How do you know Apex Legends is hot? Because you can find people selling cheats for the hit battle royale game everywhere in China.

Do a quick search on some of the country’s biggest e-commerce sites and you will find countless merchants blatantly selling cheating software. Auto-aiming, zero recoil for weapons, seeing through obstacles -- it’s all there.

This cheat software hacks the game to show you the health, name and bounding box of your allies and enemies, which in turn helps you aim. (Picture: Pilaobantezhe/Taobao)

And the price tags? Anywhere from less than US$1 to as much as US$450.

It shouldn’t come as a surprise that Respawn's popular new game -- which hit 25 million players in just a week -- is attracting players who want to cheat. In fact, the company just announced that it has already banned 16,000 players for cheating in the first ten days after launch.

But that didn’t stop Chinese merchants from selling cheating software online. If you search for “Apex Legends assistance” on Taobao (keywords like cheat and hacks are banned) there are at least 50 different merchants selling these products, with some of them having conducted more than a hundred transactions already.

(Abacus is a unit of the South China Morning Post, which is owned by Alibaba -- which also owns Taobao.)

And that’s just tip of the iceberg. Many merchants only use Taobao as an advertising platform, and will actually direct users to much less conspicuous and non-mainstream platforms where the actual transactions take place.

An alleged cheater, spotted by Chinese players. (Picture: DDDmouren/Bilibili)

Another place where you can find cheating software? QQ, China’s second largest messaging app. Similar to how Facebook has groups to join, QQ has groups where this software is being passed around.

And they’re also not hard to find. I looked using the same term, “Apex Legends assistance”, and found dozens of them. And they’re massive, with many having close to 2,000 members.

On the left: Merchants selling cheats via QQ groups, with close to 2000 members. On the right: merchants selling cheats on Taobao.

If you’re shocked by this, well, you shouldn’t be. Chinese gamers have a long-lasting love affair with buying cheating software. Don’t believe me? PUBG’s creator once cited a study estimating that the majority of cheaters in the game were in China.

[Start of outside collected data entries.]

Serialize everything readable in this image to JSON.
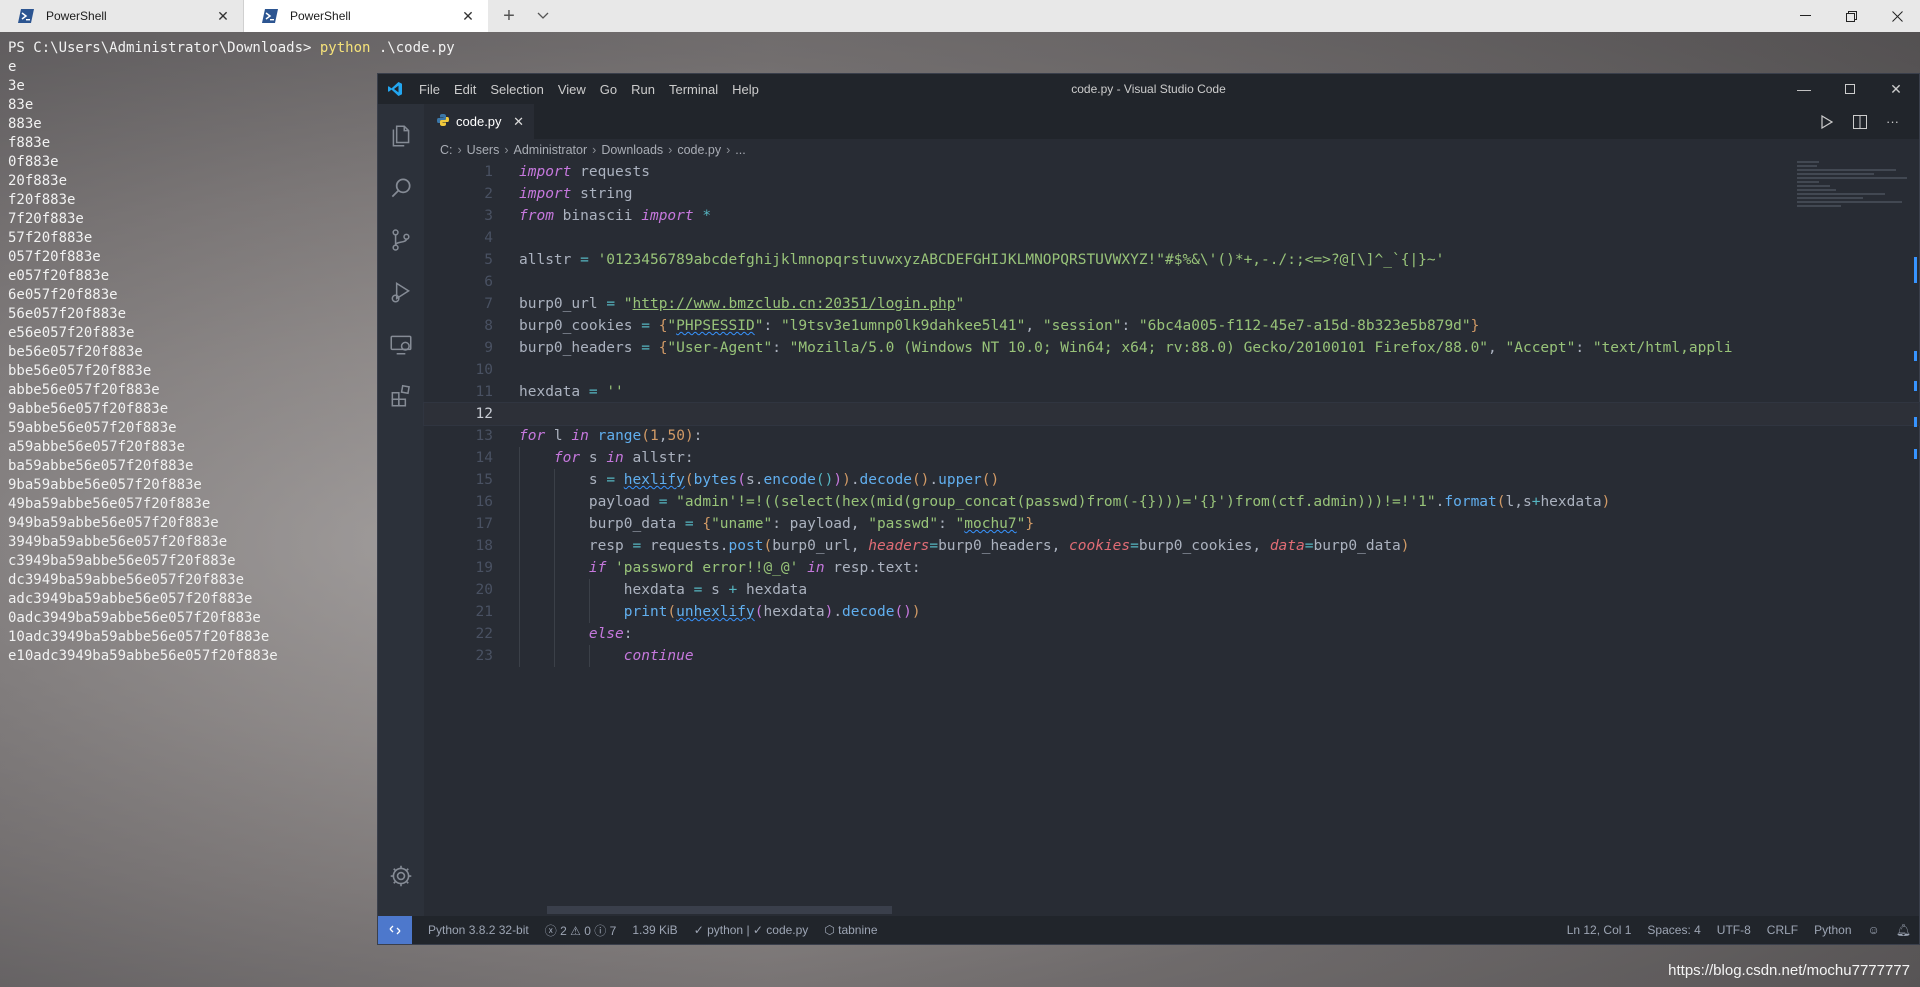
{
  "terminal": {
    "tabs": [
      {
        "label": "PowerShell",
        "active": false
      },
      {
        "label": "PowerShell",
        "active": true
      }
    ],
    "prompt": "PS C:\\Users\\Administrator\\Downloads> ",
    "command": "python",
    "command_arg": " .\\code.py",
    "output": [
      "e",
      "3e",
      "83e",
      "883e",
      "f883e",
      "0f883e",
      "20f883e",
      "f20f883e",
      "7f20f883e",
      "57f20f883e",
      "057f20f883e",
      "e057f20f883e",
      "6e057f20f883e",
      "56e057f20f883e",
      "e56e057f20f883e",
      "be56e057f20f883e",
      "bbe56e057f20f883e",
      "abbe56e057f20f883e",
      "9abbe56e057f20f883e",
      "59abbe56e057f20f883e",
      "a59abbe56e057f20f883e",
      "ba59abbe56e057f20f883e",
      "9ba59abbe56e057f20f883e",
      "49ba59abbe56e057f20f883e",
      "949ba59abbe56e057f20f883e",
      "3949ba59abbe56e057f20f883e",
      "c3949ba59abbe56e057f20f883e",
      "dc3949ba59abbe56e057f20f883e",
      "adc3949ba59abbe56e057f20f883e",
      "0adc3949ba59abbe56e057f20f883e",
      "10adc3949ba59abbe56e057f20f883e",
      "e10adc3949ba59abbe56e057f20f883e"
    ]
  },
  "vscode": {
    "title": "code.py - Visual Studio Code",
    "menu": [
      "File",
      "Edit",
      "Selection",
      "View",
      "Go",
      "Run",
      "Terminal",
      "Help"
    ],
    "tab_label": "code.py",
    "breadcrumb": [
      "C:",
      "Users",
      "Administrator",
      "Downloads",
      "code.py",
      "..."
    ],
    "status": {
      "interpreter": "Python 3.8.2 32-bit",
      "errors": "2",
      "warnings": "0",
      "infos": "7",
      "size": "1.39 KiB",
      "linter": "python | ✓ code.py",
      "tabnine": "tabnine",
      "cursor": "Ln 12, Col 1",
      "spaces": "Spaces: 4",
      "encoding": "UTF-8",
      "eol": "CRLF",
      "language": "Python"
    },
    "code": {
      "l5_str": "'0123456789abcdefghijklmnopqrstuvwxyzABCDEFGHIJKLMNOPQRSTUVWXYZ!\"#$%&\\'()*+,-./:;<=>?@[\\]^_`{|}~'",
      "l7_url": "http://www.bmzclub.cn:20351/login.php",
      "l8_session_id": "l9tsv3e1umnp0lk9dahkee5l41",
      "l8_session": "6bc4a005-f112-45e7-a15d-8b323e5b879d",
      "l9_ua": "\"Mozilla/5.0 (Windows NT 10.0; Win64; x64; rv:88.0) Gecko/20100101 Firefox/88.0\"",
      "l9_accept": "\"text/html,appli",
      "l16_payload": "\"admin'!=!((select(hex(mid(group_concat(passwd)from(-{})))='{}')from(ctf.admin)))!=!'1\"",
      "l17_pass": "mochu7",
      "l19_str": "'password error!!@_@'"
    }
  },
  "watermark": "https://blog.csdn.net/mochu7777777"
}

Most of the software was actually developed in China. Again, with PUBG, there were a few cases where Chinese hackers were actually arrested for creating these programs.

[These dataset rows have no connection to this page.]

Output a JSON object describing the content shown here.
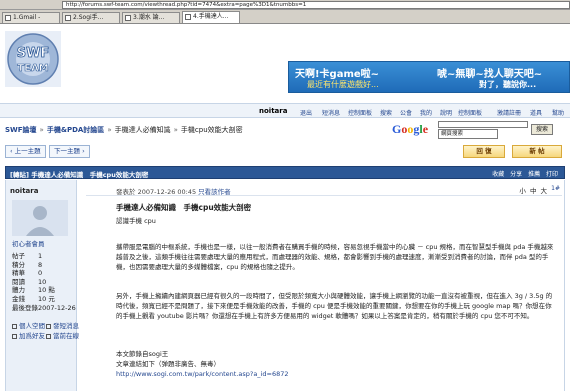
{
  "browser": {
    "address": "http://forums.swf-team.com/viewthread.php?tid=7474&extra=page%3D1&tnumbbs=1",
    "tabs": [
      {
        "label": "1.Gmail -"
      },
      {
        "label": "2.Sogi手..."
      },
      {
        "label": "3.潮水 論..."
      },
      {
        "label": "4.手機達人..."
      }
    ]
  },
  "site": {
    "logo_text": "SWF TEAM",
    "ad": {
      "line1_left": "天啊!卡game啦~",
      "line2_left": "最近有什麼遊戲好...",
      "line1_right": "唬~無聊~找人聊天吧~",
      "line2_right": "對了，聽說你..."
    }
  },
  "topnav": {
    "username": "noitara",
    "items": [
      "退出",
      "短消息",
      "控制面板",
      "搜索",
      "公會",
      "我的",
      "說明",
      "控制面板",
      "",
      "激請註冊",
      "道具",
      "幫助"
    ]
  },
  "breadcrumb": {
    "items": [
      "SWF論壇",
      "手機&PDA討論區",
      "手機達人必備知識",
      "手機cpu效能大剖密"
    ]
  },
  "search": {
    "logo_g": "G",
    "logo_o1": "o",
    "logo_o2": "o",
    "logo_g2": "g",
    "logo_l": "l",
    "logo_e": "e",
    "select_value": "網頁搜索",
    "button": "搜索"
  },
  "pager": {
    "prev": "‹ 上一主題",
    "next": "下一主題 ›",
    "reply": "回 復",
    "new_post": "新 帖"
  },
  "thread": {
    "header_title": "[轉貼] 手機達人必備知識　手機cpu效能大剖密",
    "header_ops": "收藏 分享 推薦 打印"
  },
  "post": {
    "author": "noitara",
    "rank": "初心者會員",
    "stats": [
      {
        "label": "帖子",
        "value": "1"
      },
      {
        "label": "積分",
        "value": "8"
      },
      {
        "label": "精華",
        "value": "0"
      },
      {
        "label": "閱讀",
        "value": "10"
      },
      {
        "label": "體力",
        "value": "10 點"
      },
      {
        "label": "金錢",
        "value": "10 元"
      },
      {
        "label": "最後登錄",
        "value": "2007-12-26"
      }
    ],
    "links": [
      "個人空間",
      "發短消息",
      "加爲好友",
      "當前在線"
    ],
    "meta": "發表於 2007-12-26 00:45",
    "meta_author_only": "只看該作者",
    "font_ctl": "小 中 大",
    "floor": "1#",
    "title": "手機達人必備知識　手機cpu效能大剖密",
    "subtitle": "認識手機 cpu",
    "p1": "攜帶服是電腦的中樞系統，手機也是一樣，以往一般消費者在購買手機的時候，容易忽視手機當中的心臟 － cpu 規格，而在智慧型手機與 pda 手機越來越普及之後，這類手機往往需要處理大量的應用程式，而處理器的效能、規格，都會影響到手機的處理速度，漸漸受到消費者的討論，而伴 pda 型的手機，也因需要處理大量的多媒體檔案，cpu 的規格也隨之提升。",
    "p2": "另外，手機上擁續內建網頁器已經有很久的一段時間了，但受限於頻寬大小與硬體效能，讓手機上網瀏覽的功能一直沒有被重視，但在進入 3g / 3.5g 的時代後，頻寬已經不是問題了，接下來便是手機效能的改善，手機的 cpu 便是手機效能的重要關鍵，你想要在你的手機上玩 google map 嗎？你想在你的手機上觀看 youtube 影片嗎？你還想在手機上有許多方便易用的 widget 軟體嗎？如果以上答案是肯定的，稍有關於手機的 cpu 您不可不知。",
    "source_line1": "本文節錄自sogi王",
    "source_line2": "文章連結如下（弹題非廣告、無毒）",
    "source_url": "http://www.sogi.com.tw/park/content.asp?a_id=6872"
  }
}
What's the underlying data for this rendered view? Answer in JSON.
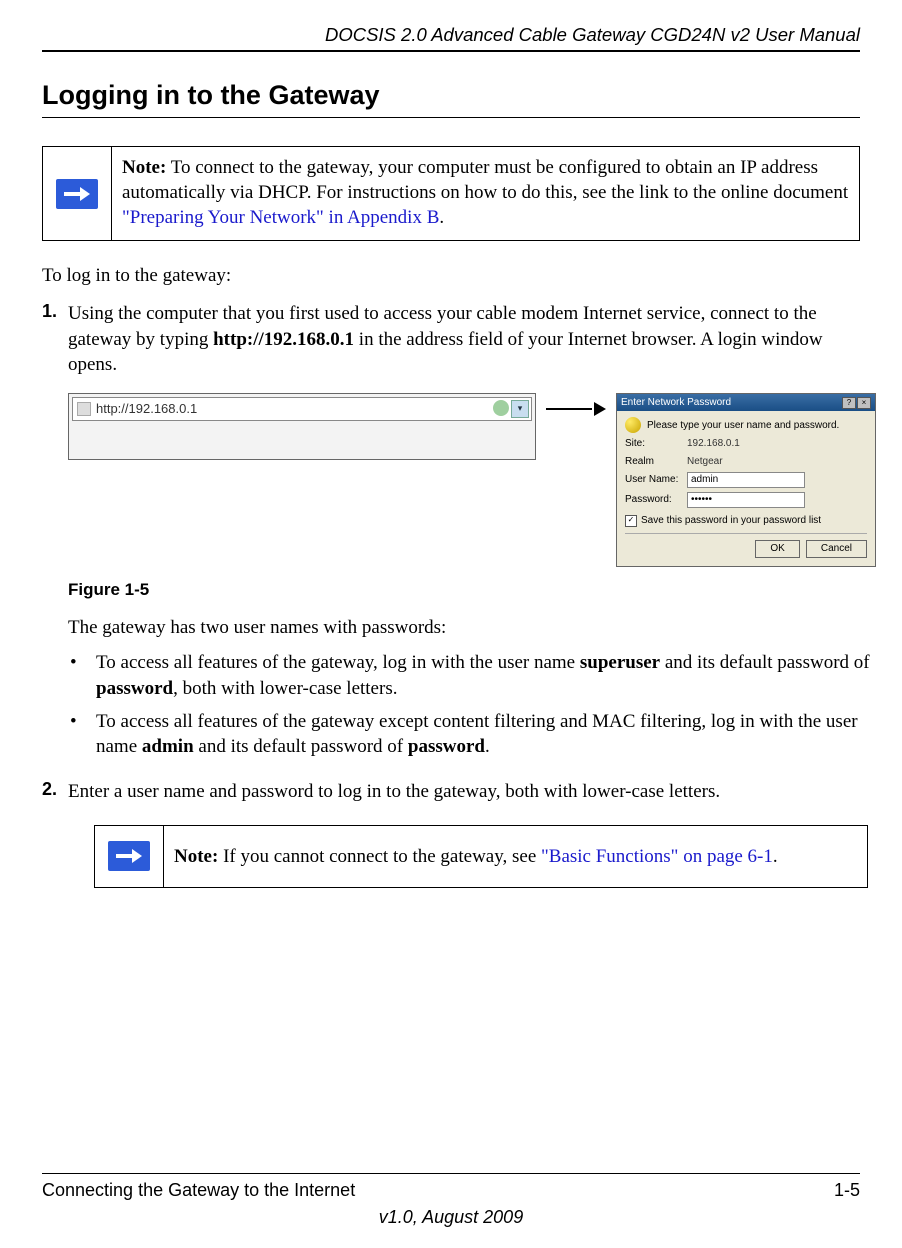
{
  "header": {
    "doc_title": "DOCSIS 2.0 Advanced Cable Gateway CGD24N v2 User Manual"
  },
  "section": {
    "title": "Logging in to the Gateway"
  },
  "note1": {
    "label": "Note:",
    "text_before_link": " To connect to the gateway, your computer must be configured to obtain an IP address automatically via DHCP. For instructions on how to do this, see the link to the online document ",
    "link_text": "\"Preparing Your Network\" in Appendix B",
    "after_link": "."
  },
  "intro": "To log in to the gateway:",
  "step1": {
    "num": "1.",
    "text_a": "Using the computer that you first used to access your cable modem Internet service, connect to the gateway by typing ",
    "bold_url": "http://192.168.0.1",
    "text_b": " in the address field of your Internet browser. A login window opens."
  },
  "addr_bar": {
    "url": "http://192.168.0.1"
  },
  "login_dialog": {
    "title": "Enter Network Password",
    "prompt": "Please type your user name and password.",
    "site_label": "Site:",
    "site_value": "192.168.0.1",
    "realm_label": "Realm",
    "realm_value": "Netgear",
    "user_label": "User Name:",
    "user_value": "admin",
    "pass_label": "Password:",
    "pass_value": "••••••",
    "save_label": "Save this password in your password list",
    "ok": "OK",
    "cancel": "Cancel"
  },
  "figure_caption": "Figure 1-5",
  "sub_intro": "The gateway has two user names with passwords:",
  "bullet1": {
    "a": "To access all features of the gateway, log in with the user name ",
    "b1": "superuser",
    "c": " and its default password of ",
    "b2": "password",
    "d": ", both with lower-case letters."
  },
  "bullet2": {
    "a": "To access all features of the gateway except content filtering and MAC filtering, log in with the user name ",
    "b1": "admin",
    "c": " and its default password of ",
    "b2": "password",
    "d": "."
  },
  "step2": {
    "num": "2.",
    "text": "Enter a user name and password to log in to the gateway, both with lower-case letters."
  },
  "note2": {
    "label": "Note:",
    "text_before_link": " If you cannot connect to the gateway, see ",
    "link_text": "\"Basic Functions\" on page 6-1",
    "after_link": "."
  },
  "footer": {
    "left": "Connecting the Gateway to the Internet",
    "right": "1-5",
    "version": "v1.0, August 2009"
  }
}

You see those green dots? That’s the location of enemies -- locations you’re not supposed to know. (Picture: QQ)

Still, Chinese players aren’t the only ones using cheats. One guy on Twitch blatantly broadcasted himself playing Apex Legends while using cheats.

The streamer, by the name of Mengiez, was seen shooting at enemies with the help of a bounding box. Mengiez managed to fire with incredible accuracy, missing just a few long-range shots because of the terrain. Unsurprisingly, he was quickly banned from Twitch.

It remains to be seen what Respawn will do to further curb cheating in Apex Legends. But it’s worth noting that Respawn has been creative in the past. With its previous hit, Titanfall, Respawn didn’t outright ban cheaters from playing the game. Instead, it permanently ostracized them from the main community, only matching cheaters with other cheaters in what the company called "the Wimbledon of aimbot contests”.